Young’s 3-point attempt rate this season ranks in just the 21st percentile among point guards, per Cleaning the Glass. Thus far, 3-pointers represent a smaller portion of Young’s shot chart than the charts of Shai Gilgeous-Alexander, Eric Bledsoe, and Derrick Rose—none of whom has the remotest reputation as a shooter.
While Young has an effective midrange floater and an uninspiring raw 3-point percentage (34 percent in his career, 33 percent this season), he still averages more points per shot on 3s than on 2s. With the Hawks off to a 4-8 start and Young struggling to adjust to the league’s new contact guidelines—he’s drawing just as many non-shooting fouls as in previous seasons, per CTG, but his percentage of shooting fouls has been cut in half—he would do well to hoist a few more 3s to maximize his skill set.

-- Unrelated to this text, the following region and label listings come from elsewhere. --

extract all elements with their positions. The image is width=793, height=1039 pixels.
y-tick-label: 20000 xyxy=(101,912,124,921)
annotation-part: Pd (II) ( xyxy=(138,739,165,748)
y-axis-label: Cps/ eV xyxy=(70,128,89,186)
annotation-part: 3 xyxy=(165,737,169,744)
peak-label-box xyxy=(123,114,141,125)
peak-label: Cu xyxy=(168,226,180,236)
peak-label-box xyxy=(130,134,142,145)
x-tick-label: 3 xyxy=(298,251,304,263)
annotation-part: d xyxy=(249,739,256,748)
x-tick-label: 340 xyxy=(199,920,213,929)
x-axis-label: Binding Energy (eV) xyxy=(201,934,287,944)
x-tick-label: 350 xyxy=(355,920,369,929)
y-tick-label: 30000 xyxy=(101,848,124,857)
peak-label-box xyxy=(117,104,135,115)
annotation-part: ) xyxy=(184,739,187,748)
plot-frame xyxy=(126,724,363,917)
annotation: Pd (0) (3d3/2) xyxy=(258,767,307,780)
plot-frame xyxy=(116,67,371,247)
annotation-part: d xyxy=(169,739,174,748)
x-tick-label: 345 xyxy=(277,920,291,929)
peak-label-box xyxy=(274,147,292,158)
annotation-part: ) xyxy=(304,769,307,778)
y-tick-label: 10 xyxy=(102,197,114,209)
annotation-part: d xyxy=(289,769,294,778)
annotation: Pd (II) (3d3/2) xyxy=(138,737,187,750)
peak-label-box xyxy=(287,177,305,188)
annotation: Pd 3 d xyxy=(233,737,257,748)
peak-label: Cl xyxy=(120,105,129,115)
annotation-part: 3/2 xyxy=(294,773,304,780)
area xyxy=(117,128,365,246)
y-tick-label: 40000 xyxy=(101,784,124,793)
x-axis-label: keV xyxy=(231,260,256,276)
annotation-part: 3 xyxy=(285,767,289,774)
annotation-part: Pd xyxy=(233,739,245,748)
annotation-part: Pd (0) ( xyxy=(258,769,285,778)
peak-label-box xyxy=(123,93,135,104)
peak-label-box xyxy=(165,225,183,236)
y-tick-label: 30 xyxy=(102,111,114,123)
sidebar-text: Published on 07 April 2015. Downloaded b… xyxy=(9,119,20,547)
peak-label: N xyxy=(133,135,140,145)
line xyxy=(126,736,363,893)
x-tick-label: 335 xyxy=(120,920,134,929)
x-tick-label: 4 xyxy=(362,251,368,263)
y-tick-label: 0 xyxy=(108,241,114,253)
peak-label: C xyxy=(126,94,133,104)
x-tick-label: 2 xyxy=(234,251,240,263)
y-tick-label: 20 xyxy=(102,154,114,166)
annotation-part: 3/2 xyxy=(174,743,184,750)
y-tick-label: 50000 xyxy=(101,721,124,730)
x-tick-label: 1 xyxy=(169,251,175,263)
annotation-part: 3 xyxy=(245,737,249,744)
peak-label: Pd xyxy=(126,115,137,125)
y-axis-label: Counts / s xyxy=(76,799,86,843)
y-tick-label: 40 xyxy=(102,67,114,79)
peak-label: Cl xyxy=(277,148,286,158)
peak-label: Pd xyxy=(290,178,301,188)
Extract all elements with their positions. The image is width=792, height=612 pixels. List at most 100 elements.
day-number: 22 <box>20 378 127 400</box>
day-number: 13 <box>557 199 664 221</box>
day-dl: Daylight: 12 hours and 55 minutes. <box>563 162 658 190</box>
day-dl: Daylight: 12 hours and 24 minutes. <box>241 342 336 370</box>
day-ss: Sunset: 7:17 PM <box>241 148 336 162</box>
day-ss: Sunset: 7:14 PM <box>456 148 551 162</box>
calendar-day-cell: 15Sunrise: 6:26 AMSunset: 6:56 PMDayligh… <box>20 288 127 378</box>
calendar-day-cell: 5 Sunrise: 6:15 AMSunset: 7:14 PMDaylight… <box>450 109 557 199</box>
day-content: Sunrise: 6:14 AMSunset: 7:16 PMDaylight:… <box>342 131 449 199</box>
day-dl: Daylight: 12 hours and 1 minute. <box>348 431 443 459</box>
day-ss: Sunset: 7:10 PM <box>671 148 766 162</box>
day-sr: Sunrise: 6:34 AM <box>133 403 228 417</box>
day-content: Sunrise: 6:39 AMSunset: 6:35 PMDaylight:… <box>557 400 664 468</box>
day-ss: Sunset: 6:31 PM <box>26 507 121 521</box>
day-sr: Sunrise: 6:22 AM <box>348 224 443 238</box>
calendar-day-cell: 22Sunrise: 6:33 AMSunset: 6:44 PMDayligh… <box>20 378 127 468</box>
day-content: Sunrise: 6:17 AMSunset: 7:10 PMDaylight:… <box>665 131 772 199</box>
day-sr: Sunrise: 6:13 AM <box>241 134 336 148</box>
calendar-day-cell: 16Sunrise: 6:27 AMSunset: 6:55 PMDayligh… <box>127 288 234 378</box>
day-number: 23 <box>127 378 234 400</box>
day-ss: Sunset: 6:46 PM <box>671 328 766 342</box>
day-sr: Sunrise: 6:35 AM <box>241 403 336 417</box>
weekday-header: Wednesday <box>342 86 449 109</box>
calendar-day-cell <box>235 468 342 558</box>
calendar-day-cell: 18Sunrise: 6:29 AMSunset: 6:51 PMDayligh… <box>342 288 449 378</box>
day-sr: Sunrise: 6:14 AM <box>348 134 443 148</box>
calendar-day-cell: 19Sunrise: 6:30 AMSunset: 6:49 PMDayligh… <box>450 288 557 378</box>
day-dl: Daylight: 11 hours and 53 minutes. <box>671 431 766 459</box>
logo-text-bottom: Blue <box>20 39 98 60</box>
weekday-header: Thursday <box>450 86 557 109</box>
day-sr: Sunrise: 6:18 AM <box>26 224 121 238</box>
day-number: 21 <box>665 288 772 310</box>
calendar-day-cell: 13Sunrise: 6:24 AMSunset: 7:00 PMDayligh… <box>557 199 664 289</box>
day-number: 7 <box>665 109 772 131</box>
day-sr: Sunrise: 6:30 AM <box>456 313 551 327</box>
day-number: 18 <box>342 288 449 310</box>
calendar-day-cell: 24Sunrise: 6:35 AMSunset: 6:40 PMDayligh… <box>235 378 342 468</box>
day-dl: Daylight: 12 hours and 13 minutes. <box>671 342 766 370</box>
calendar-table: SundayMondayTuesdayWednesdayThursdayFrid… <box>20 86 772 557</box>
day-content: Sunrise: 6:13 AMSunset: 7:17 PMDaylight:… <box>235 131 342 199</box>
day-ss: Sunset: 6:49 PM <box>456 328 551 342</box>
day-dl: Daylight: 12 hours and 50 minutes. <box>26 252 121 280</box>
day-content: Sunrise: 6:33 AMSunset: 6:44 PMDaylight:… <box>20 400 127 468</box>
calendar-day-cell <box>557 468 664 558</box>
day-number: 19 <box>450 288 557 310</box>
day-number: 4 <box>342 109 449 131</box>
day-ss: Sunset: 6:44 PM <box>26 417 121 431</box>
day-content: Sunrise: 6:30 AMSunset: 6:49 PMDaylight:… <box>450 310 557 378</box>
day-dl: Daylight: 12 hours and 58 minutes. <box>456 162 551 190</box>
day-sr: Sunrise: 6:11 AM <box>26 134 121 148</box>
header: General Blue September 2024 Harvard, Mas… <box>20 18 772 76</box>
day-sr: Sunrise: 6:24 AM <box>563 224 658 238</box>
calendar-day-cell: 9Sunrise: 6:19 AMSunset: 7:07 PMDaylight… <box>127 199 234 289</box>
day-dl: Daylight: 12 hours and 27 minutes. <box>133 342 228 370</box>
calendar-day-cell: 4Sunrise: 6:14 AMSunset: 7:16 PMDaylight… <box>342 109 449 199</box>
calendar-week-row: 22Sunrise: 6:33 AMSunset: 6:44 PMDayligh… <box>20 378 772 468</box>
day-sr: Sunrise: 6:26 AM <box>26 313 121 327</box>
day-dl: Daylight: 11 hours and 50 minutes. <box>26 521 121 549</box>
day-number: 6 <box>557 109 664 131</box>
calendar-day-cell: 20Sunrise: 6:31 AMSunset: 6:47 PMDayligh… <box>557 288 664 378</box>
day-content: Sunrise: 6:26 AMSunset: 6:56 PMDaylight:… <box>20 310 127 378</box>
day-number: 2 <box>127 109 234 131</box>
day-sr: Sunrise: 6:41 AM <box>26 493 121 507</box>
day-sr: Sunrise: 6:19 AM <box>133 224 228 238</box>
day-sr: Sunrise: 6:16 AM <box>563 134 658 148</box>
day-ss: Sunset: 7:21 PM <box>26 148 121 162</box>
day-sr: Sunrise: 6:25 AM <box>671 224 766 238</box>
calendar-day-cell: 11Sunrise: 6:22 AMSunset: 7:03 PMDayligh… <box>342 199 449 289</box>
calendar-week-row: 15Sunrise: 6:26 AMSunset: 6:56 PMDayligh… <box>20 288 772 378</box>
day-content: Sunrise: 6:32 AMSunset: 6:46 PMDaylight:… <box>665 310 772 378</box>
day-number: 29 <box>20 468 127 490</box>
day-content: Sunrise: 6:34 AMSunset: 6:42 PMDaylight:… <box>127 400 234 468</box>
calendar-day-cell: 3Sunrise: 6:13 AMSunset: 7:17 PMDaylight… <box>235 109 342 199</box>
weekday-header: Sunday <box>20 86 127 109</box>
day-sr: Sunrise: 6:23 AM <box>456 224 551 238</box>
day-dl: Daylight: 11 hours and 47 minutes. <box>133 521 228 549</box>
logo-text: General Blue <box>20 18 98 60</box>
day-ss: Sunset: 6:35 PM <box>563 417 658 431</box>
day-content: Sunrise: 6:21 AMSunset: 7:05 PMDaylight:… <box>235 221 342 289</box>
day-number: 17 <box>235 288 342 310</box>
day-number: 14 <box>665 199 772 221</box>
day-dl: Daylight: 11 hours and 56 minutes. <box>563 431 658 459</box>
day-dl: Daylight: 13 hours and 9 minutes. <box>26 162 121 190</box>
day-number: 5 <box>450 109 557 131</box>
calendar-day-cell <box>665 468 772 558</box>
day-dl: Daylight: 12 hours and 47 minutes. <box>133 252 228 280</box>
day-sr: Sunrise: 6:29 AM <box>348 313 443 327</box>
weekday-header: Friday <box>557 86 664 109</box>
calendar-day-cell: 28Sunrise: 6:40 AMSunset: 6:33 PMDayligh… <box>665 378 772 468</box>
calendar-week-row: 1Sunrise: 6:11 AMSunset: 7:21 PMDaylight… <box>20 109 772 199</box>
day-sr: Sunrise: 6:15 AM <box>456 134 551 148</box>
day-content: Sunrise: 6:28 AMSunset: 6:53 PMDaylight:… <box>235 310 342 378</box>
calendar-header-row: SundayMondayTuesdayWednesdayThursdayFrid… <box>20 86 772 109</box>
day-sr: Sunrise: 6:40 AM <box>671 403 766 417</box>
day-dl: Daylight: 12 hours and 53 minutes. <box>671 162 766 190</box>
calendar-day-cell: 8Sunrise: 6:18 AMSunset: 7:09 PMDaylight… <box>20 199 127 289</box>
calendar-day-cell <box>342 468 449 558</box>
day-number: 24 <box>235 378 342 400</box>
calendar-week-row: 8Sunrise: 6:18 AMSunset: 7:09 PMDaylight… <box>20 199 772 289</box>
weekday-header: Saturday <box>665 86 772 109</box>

It’s worth noting that Young’s 3-point attempt rate increased to 40 percent in last season’s playoffs during the Hawks’ run to the conference finals. That doesn’t sound like a huge difference from where he is now, but when he’s attempting about 20 shots per game, that means two additional 3-pointers every night.
Again, given his reputation, it seems strange to say that Young should take more 3s—but really, the numbers do suggest that Young should take more 3s.